As we are a 3D studio and our pipeline has dramatically changed with the introduction of GPU accelerated graphics cards and third-party GPU renderers. Initially, we adopted Octane which was essentially the first production GPU ray tracing renderer, it allowed us to increase our production value by having near real-time feedback in look development and dramatically reduced the time spent rendering shots through the pipeline. Over the years since the introduction of GPU rendering new competitors have entered the space, each one with their own outlook and perspective on how they approach rendering and we’ve ended up using RedShift as our go-to renderer for the integration and memory management we benefit from.
You won a Telly Award for your playful Emoji Manifesto piece. How did this project come about?
We’ve entered into a very competitive market and since we’re a young studio, we don’t have a huge body a work to show under the Ranger & Fox banner. Both Steve and I have extensive experience across a pretty wide range of projects and clients yet our biggest challenge in starting the company has been to be able to show the world what we’re capable of. Our solution is simply creating the type of work we want to be doing. The emoji project embodies a lot of the qualities we want to be known for, a concept that leans on a great design, with considered typography and technically challenging 3D that all boils down into something visually interesting that makes you smile. We’ve always got a handful of ideas on the boilerplate and as soon as we have a gap in our schedule, we focus all of our energy into an internal project like the Emoji Manifesto. Since the project released we’ve followed that up with an ode to Los Angeles’ traffic issues called ‘Carmageddon’, which we hope to enter into the Telly’s next year.
What’s coming up for you over and Ranger & Fox in 2018-2019?

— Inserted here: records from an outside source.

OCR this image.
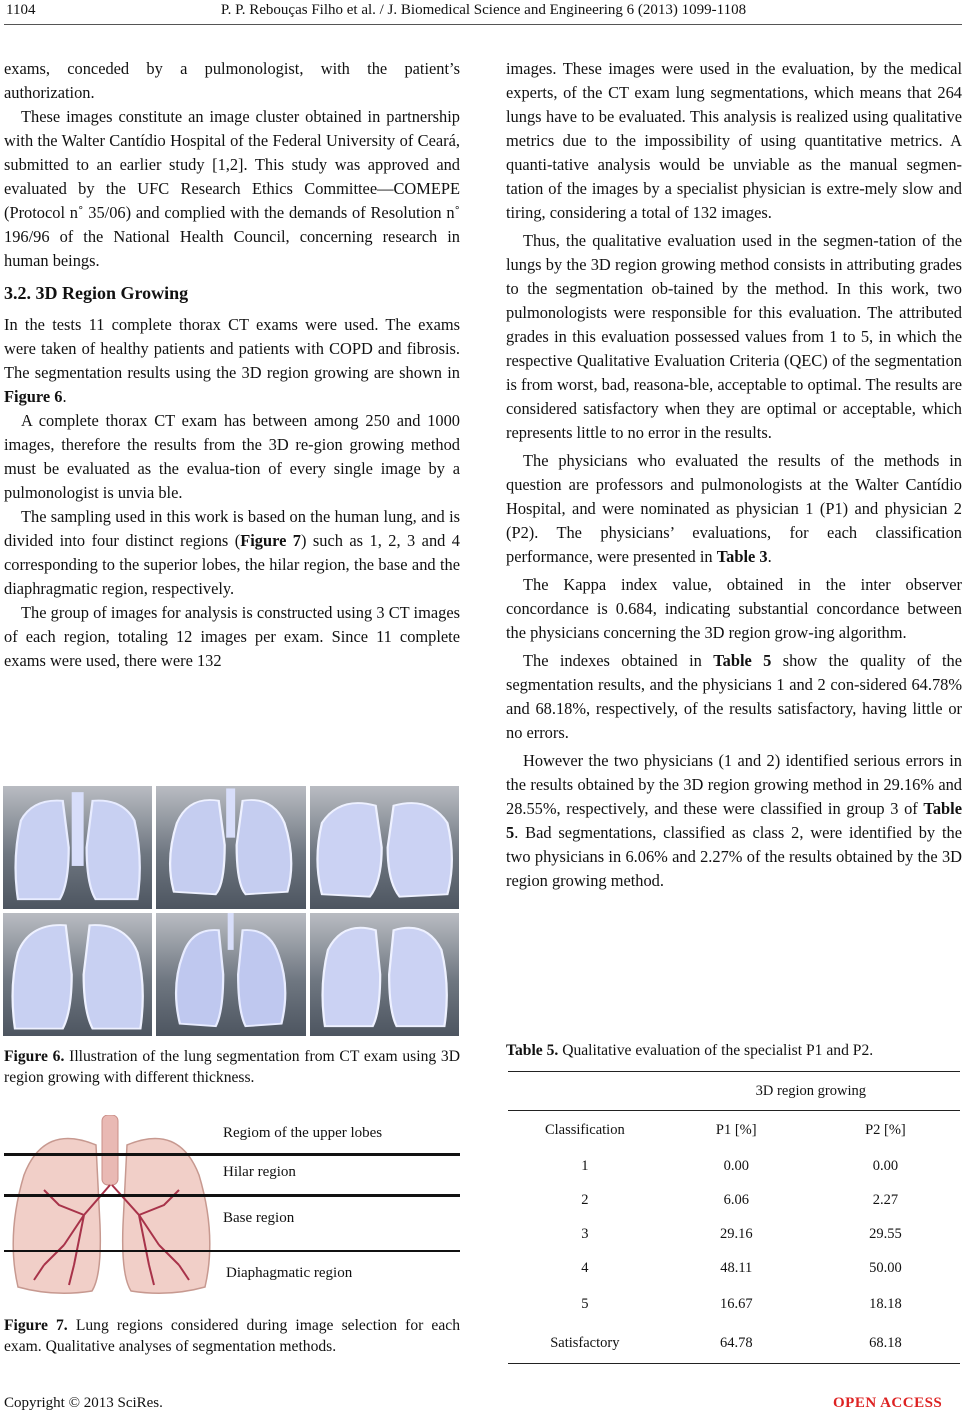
1104	P. P. Rebouças Filho et al. / J. Biomedical Science and Engineering 6 (2013) 1099-1108

exams, conceded by a pulmonologist, with the patient’s authorization.

These images constitute an image cluster obtained in partnership with the Walter Cantídio Hospital of the Federal University of Ceará, submitted to an earlier study [1,2]. This study was approved and evaluated by the UFC Research Ethics Committee—COMEPE (Protocol n˚ 35/06) and complied with the demands of Resolution n˚ 196/96 of the National Health Council, concerning research in human beings.

3.2. 3D Region Growing

In the tests 11 complete thorax CT exams were used. The exams were taken of healthy patients and patients with COPD and fibrosis. The segmentation results using the 3D region growing are shown in Figure 6.

A complete thorax CT exam has between among 250 and 1000 images, therefore the results from the 3D re-gion growing method must be evaluated as the evalua-tion of every single image by a pulmonologist is unvia ble.

The sampling used in this work is based on the human lung, and is divided into four distinct regions (Figure 7) such as 1, 2, 3 and 4 corresponding to the superior lobes, the hilar region, the base and the diaphragmatic region, respectively.

The group of images for analysis is constructed using 3 CT images of each region, totaling 12 images per exam. Since 11 complete exams were used, there were 132

Figure 6. Illustration of the lung segmentation from CT exam using 3D region growing with different thickness.
Regiom of the upper lobes
Hilar region
Base region
Diaphagmatic region
Figure 7. Lung regions considered during image selection for each exam. Qualitative analyses of segmentation methods.

images. These images were used in the evaluation, by the medical experts, of the CT exam lung segmentations, which means that 264 lungs have to be evaluated. This analysis is realized using qualitative metrics due to the impossibility of using quantitative metrics. A quanti-tative analysis would be unviable as the manual segmen-tation of the images by a specialist physician is extre-mely slow and tiring, considering a total of 132 images.

Thus, the qualitative evaluation used in the segmen-tation of the lungs by the 3D region growing method consists in attributing grades to the segmentation ob-tained by the method. In this work, two pulmonologists were responsible for this evaluation. The attributed grades in this evaluation possessed values from 1 to 5, in which the respective Qualitative Evaluation Criteria (QEC) of the segmentation is from worst, bad, reasona-ble, acceptable to optimal. The results are considered satisfactory when they are optimal or acceptable, which represents little to no error in the results.

The physicians who evaluated the results of the methods in question are professors and pulmonologists at the Walter Cantídio Hospital, and were nominated as physician 1 (P1) and physician 2 (P2). The physicians’ evaluations, for each classification performance, were presented in Table 3.

The Kappa index value, obtained in the inter observer concordance is 0.684, indicating substantial concordance between the physicians concerning the 3D region grow-ing algorithm.

The indexes obtained in Table 5 show the quality of the segmentation results, and the physicians 1 and 2 con-sidered 64.78% and 68.18%, respectively, of the results satisfactory, having little or no errors.

However the two physicians (1 and 2) identified serious errors in the results obtained by the 3D region growing method in 29.16% and 28.55%, respectively, and these were classified in group 3 of Table 5. Bad segmentations, classified as class 2, were identified by the two physicians in 6.06% and 2.27% of the results obtained by the 3D region growing method.

Table 5. Qualitative evaluation of the specialist P1 and P2.
	3D region growing	
Classification	P1 [%]	P2 [%]
1	0.00	0.00
2	6.06	2.27
3	29.16	29.55
4	48.11	50.00
5	16.67	18.18
Satisfactory	64.78	68.18
Copyright © 2013 SciRes.	OPEN ACCESS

2018 has already been a really great year for us. Along with snagging a handful of Telly’s, we’ve also added some really great clients onto our roster including the UFC, HP, and Paramount Pictures. We’re currently deep into a large project with a director we absolutely adore and hope to have the piece live in the wild in the fall. As we look beyond, we’d like to continue building our client roster, present more services and capabilities through new work and keep growing the studio with new personnel and an expanded pipeline.